ADLS is still in operation, but it's struggling without its most popular chemical moving off the shelves as it did in the past. Freon is now all but nonexistent in the meth-making scene, says Ron Gravitt, special agent in charge of the state's Precursor Compliance Program. But it's not because ADLS got busted, he says. Instead, the chemical's high cost finally outpaced the manufacturers' willingness to buy. Meth chemists have turned to standard Coleman-brand camping fuel, a far cheaper -- and more flammable -- solution. "No doubt about it," Gravitt says. "We have witnessed an increase in the number of lab fires breaking out, and it's largely because they've moved away from using freon as their solvent of choice."
Kesel pays no attention to such trends. He spends most of his waking hours considering his fate with the courts. In a pretrial hearing February 24 in Oakland federal district court, Tony Serra's posse plans to argue that the federal auditors who visited ADLS weekly and allegedly gave company employees the thumbs-up were actually guilty of entrapment.
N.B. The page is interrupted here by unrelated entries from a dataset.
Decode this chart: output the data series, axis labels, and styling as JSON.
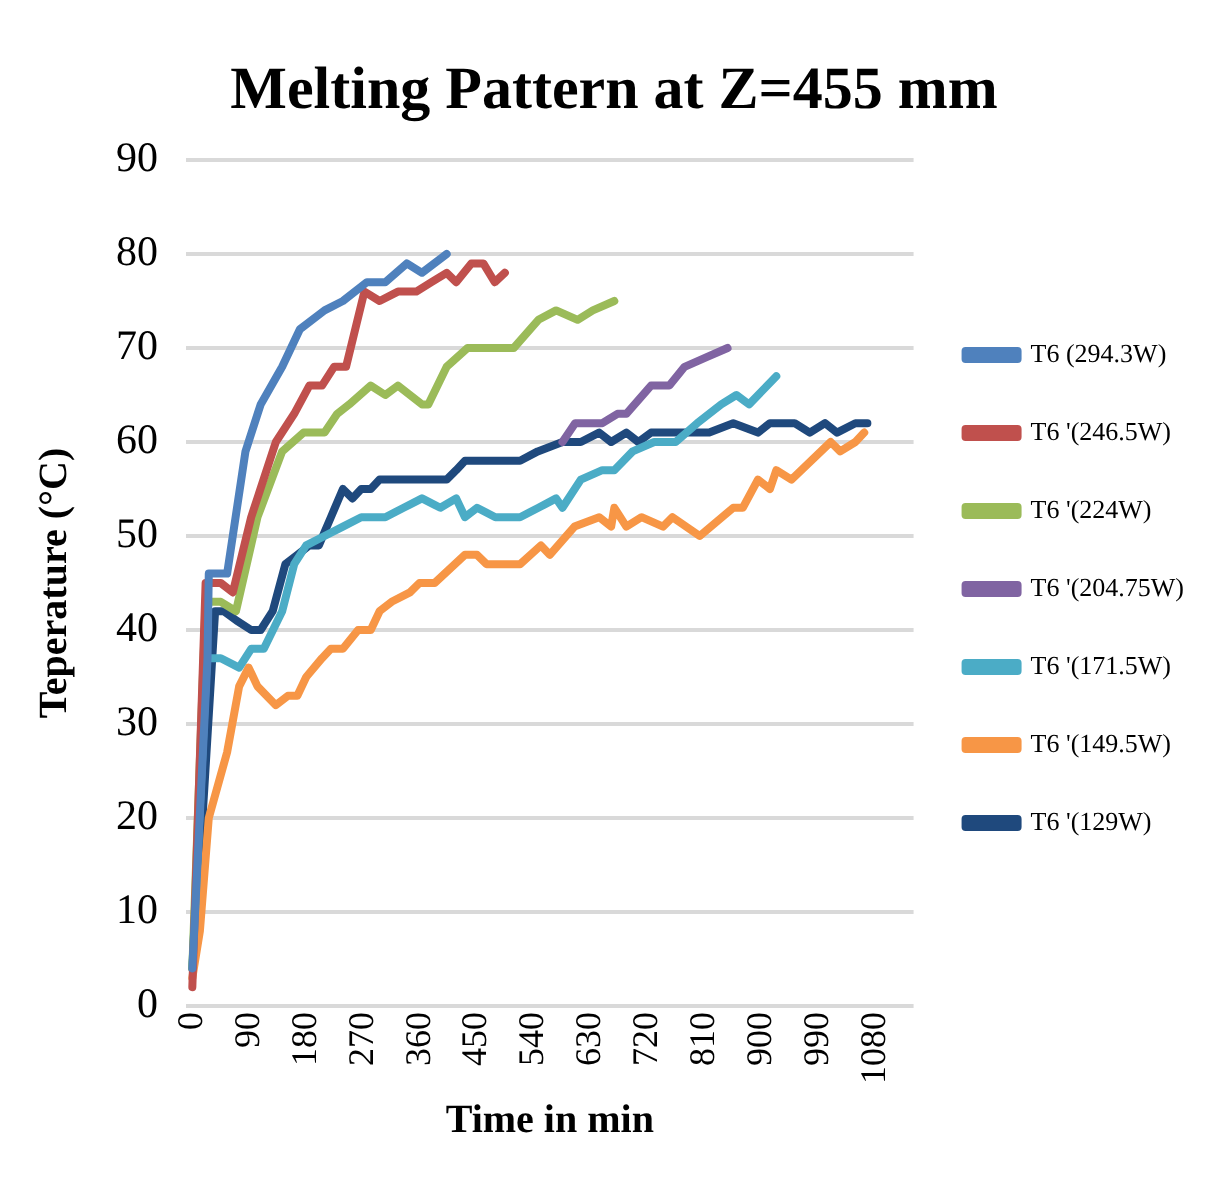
{
  "chart_data": {
    "type": "line",
    "title": "Melting Pattern at Z=455 mm",
    "xlabel": "Time in min",
    "ylabel": "Teperature (°C)",
    "xlim": [
      -10,
      1140
    ],
    "xticks": [
      0,
      90,
      180,
      270,
      360,
      450,
      540,
      630,
      720,
      810,
      900,
      990,
      1080
    ],
    "ylim": [
      0,
      90
    ],
    "yticks": [
      0,
      10,
      20,
      30,
      40,
      50,
      60,
      70,
      80,
      90
    ],
    "grid": "y",
    "legend": "right",
    "marker": "none",
    "line_style": "solid",
    "series": [
      {
        "name": "T6 (294.3W)",
        "color": "#4f81bd",
        "x": [
          0,
          24,
          26,
          55,
          84,
          108,
          142,
          170,
          209,
          238,
          276,
          305,
          339,
          363,
          402
        ],
        "values": [
          4,
          37,
          46,
          46,
          59,
          64,
          68,
          72,
          74,
          75,
          77,
          77,
          79,
          78,
          80
        ]
      },
      {
        "name": "T6 '(246.5W)",
        "color": "#c0504d",
        "x": [
          0,
          21,
          45,
          64,
          93,
          132,
          161,
          185,
          205,
          224,
          243,
          272,
          296,
          325,
          354,
          378,
          402,
          417,
          441,
          460,
          478,
          494
        ],
        "values": [
          2,
          45,
          45,
          44,
          52,
          60,
          63,
          66,
          66,
          68,
          68,
          76,
          75,
          76,
          76,
          77,
          78,
          77,
          79,
          79,
          77,
          78
        ]
      },
      {
        "name": "T6 '(224W)",
        "color": "#9bbb59",
        "x": [
          0,
          21,
          45,
          69,
          103,
          142,
          176,
          209,
          229,
          248,
          282,
          305,
          325,
          363,
          373,
          402,
          435,
          460,
          508,
          547,
          575,
          609,
          633,
          667
        ],
        "values": [
          4,
          43,
          43,
          42,
          52,
          59,
          61,
          61,
          63,
          64,
          66,
          65,
          66,
          64,
          64,
          68,
          70,
          70,
          70,
          73,
          74,
          73,
          74,
          75
        ]
      },
      {
        "name": "T6 '(204.75W)",
        "color": "#8064a2",
        "x": [
          585,
          605,
          648,
          672,
          686,
          725,
          754,
          778,
          812,
          846
        ],
        "values": [
          60,
          62,
          62,
          63,
          63,
          66,
          66,
          68,
          69,
          70
        ]
      },
      {
        "name": "T6 '(171.5W)",
        "color": "#4bacc6",
        "x": [
          0,
          23,
          45,
          74,
          93,
          113,
          142,
          161,
          180,
          209,
          238,
          267,
          305,
          334,
          363,
          392,
          417,
          431,
          450,
          479,
          518,
          547,
          575,
          585,
          614,
          648,
          667,
          696,
          730,
          764,
          798,
          836,
          860,
          880,
          923
        ],
        "values": [
          4,
          37,
          37,
          36,
          38,
          38,
          42,
          47,
          49,
          50,
          51,
          52,
          52,
          53,
          54,
          53,
          54,
          52,
          53,
          52,
          52,
          53,
          54,
          53,
          56,
          57,
          57,
          59,
          60,
          60,
          62,
          64,
          65,
          64,
          67
        ]
      },
      {
        "name": "T6 '(149.5W)",
        "color": "#f79646",
        "x": [
          0,
          12,
          26,
          55,
          74,
          89,
          103,
          132,
          151,
          166,
          180,
          205,
          219,
          238,
          262,
          282,
          296,
          315,
          344,
          359,
          383,
          431,
          450,
          465,
          518,
          551,
          565,
          604,
          643,
          662,
          667,
          686,
          710,
          744,
          759,
          802,
          855,
          870,
          894,
          913,
          923,
          947,
          1009,
          1024,
          1048,
          1062
        ],
        "values": [
          3,
          8,
          20,
          27,
          34,
          36,
          34,
          32,
          33,
          33,
          35,
          37,
          38,
          38,
          40,
          40,
          42,
          43,
          44,
          45,
          45,
          48,
          48,
          47,
          47,
          49,
          48,
          51,
          52,
          51,
          53,
          51,
          52,
          51,
          52,
          50,
          53,
          53,
          56,
          55,
          57,
          56,
          60,
          59,
          60,
          61
        ]
      },
      {
        "name": "T6 '(129W)",
        "color": "#1f497d",
        "x": [
          0,
          17,
          36,
          50,
          70,
          93,
          108,
          127,
          147,
          166,
          185,
          200,
          219,
          238,
          253,
          267,
          282,
          296,
          402,
          417,
          431,
          518,
          546,
          585,
          614,
          643,
          662,
          686,
          705,
          725,
          749,
          778,
          817,
          855,
          894,
          913,
          952,
          976,
          1000,
          1019,
          1048,
          1067
        ],
        "values": [
          4,
          21,
          42,
          42,
          41,
          40,
          40,
          42,
          47,
          48,
          49,
          49,
          52,
          55,
          54,
          55,
          55,
          56,
          56,
          57,
          58,
          58,
          59,
          60,
          60,
          61,
          60,
          61,
          60,
          61,
          61,
          61,
          61,
          62,
          61,
          62,
          62,
          61,
          62,
          61,
          62,
          62
        ]
      }
    ]
  }
}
To succeed on an entrapment defense, Serra "must show that an authorized government official told the defendant that certain conduct was legal and the defendant believed the official." Kesel believes the agents' remarks meet these criteria, but will a judge? Or a jury?
If Kesel's lawyers aren't convincing, he faces the prospect of life in prison. He'll never take a guilty plea, he says.
Coincidentally, according to Kesel, the first time he heard of his alleged mafia connection came while he was sitting in an Oakland jail following the raid on his house. Other prisoners deferred to him respectfully. One brought him coffee. Another brought sugar. "I thought all of this was a heartwarming gesture," he says, recalling his loneliness at that moment. "But then one of them says to me, 'We heard you were a Russian hitman.'" Kesel drags on his cigarette, then blows out laughter along with the smoke.
"Mafia?" he says. "If I'm mafia, the people of this community should sleep in peace."